13.1 The need for change
Accumulated disaster risk now directly challenges the capacity of many countries to make the capital investments and social expenditure required to achieve sustainable development.
Apart from overconsumption and inequality, the current development paradigm also generates and accumulates disaster risk, which has impacts in three different dimensions.
Firstly, public and private investment decisions that fail to take hazards into account may generate risks, losses and impacts for those who made the investments, as companies such as Toyota discovered to their cost during the 2011 Chao Phraya River floods in Thailand.

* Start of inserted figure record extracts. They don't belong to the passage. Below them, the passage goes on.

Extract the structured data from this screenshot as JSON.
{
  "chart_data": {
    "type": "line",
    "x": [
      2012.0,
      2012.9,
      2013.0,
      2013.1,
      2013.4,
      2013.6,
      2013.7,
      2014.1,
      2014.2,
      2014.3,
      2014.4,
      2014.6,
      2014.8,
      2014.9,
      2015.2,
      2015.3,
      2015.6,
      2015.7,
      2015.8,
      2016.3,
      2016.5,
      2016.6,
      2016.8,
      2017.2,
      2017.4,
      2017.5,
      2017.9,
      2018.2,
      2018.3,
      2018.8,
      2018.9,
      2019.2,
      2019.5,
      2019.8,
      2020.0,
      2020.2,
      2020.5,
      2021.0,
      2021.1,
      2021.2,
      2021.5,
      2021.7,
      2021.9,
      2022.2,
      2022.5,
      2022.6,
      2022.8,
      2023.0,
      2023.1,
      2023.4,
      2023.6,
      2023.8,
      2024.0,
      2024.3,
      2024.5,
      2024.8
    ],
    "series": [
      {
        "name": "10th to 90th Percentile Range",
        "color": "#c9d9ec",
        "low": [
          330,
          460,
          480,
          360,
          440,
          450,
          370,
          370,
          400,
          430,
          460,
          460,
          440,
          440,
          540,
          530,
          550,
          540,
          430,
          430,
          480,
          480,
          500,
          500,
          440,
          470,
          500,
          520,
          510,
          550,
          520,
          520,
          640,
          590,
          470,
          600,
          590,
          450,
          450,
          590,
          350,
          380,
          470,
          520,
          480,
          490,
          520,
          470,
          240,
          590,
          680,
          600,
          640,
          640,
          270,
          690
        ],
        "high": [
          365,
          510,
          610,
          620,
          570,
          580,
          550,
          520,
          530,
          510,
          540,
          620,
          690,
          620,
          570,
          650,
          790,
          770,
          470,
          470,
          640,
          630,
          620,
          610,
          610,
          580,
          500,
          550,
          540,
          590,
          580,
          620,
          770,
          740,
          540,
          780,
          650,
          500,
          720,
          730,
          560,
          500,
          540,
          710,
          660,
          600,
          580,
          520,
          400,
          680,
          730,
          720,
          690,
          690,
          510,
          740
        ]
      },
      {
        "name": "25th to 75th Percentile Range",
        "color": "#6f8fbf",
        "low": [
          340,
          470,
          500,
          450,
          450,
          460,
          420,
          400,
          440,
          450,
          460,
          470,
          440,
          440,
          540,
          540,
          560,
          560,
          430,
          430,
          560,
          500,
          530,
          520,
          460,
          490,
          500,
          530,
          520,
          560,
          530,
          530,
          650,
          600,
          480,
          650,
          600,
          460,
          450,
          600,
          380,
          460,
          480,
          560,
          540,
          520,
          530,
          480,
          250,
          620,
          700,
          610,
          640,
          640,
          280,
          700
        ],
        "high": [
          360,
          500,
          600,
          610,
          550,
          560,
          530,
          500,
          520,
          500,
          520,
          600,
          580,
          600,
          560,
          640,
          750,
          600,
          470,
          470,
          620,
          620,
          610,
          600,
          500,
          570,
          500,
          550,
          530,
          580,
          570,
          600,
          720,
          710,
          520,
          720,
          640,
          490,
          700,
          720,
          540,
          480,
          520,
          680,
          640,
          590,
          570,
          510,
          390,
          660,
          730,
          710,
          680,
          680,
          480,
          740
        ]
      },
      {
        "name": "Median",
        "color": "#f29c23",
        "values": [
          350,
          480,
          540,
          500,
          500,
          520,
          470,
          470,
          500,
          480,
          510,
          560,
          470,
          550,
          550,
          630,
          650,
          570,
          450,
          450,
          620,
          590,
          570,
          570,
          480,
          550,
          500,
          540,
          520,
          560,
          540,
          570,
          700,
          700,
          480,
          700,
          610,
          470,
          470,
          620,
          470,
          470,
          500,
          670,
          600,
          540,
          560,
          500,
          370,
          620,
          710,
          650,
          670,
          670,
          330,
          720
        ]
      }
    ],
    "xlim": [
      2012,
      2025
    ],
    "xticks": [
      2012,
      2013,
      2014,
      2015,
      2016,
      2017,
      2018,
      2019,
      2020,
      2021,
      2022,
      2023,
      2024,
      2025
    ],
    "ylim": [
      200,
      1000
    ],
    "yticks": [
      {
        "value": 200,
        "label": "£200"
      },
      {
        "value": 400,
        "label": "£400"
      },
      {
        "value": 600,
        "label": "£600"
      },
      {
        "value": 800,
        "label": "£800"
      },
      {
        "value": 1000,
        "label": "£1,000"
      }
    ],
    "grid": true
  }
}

Secondly, and as multiple examples from this report and previous editions of the GAR have shown, those risks, losses and impacts are often not borne by the risk takers but are instead transferred to other social sectors or territories. This is the case, for example, in speculative urban
developments that may increase flood risks for households in informal settlements in other areas of a city.
Thirdly, and as exemplified by climate change and the destruction of biodiversity, other risks are transferred to the commons. As a consequence, the different planetary systems on which all people depend for survival are now at risk, a scenario in which there are ultimately no winners.
As such, the world is moving beyond an equilibrium state, be it in social, economic, political or environmental terms. Models of the future are characterized by increasing uncertainty, as outliers beyond the boundaries of what can be expected are becoming the new normal.
The worst-case implications are kata-strophe on a global scale, as overconsumption overwhelms the biocapacity of planetary systems, while rapidly increasing and unevenly distributed disaster risk erodes the resilience of those most in need of development. Accumulated disaster risk now directly challenges the capacity of many countries to make the capital investments and social expenditure which will be required to achieve sustainable development.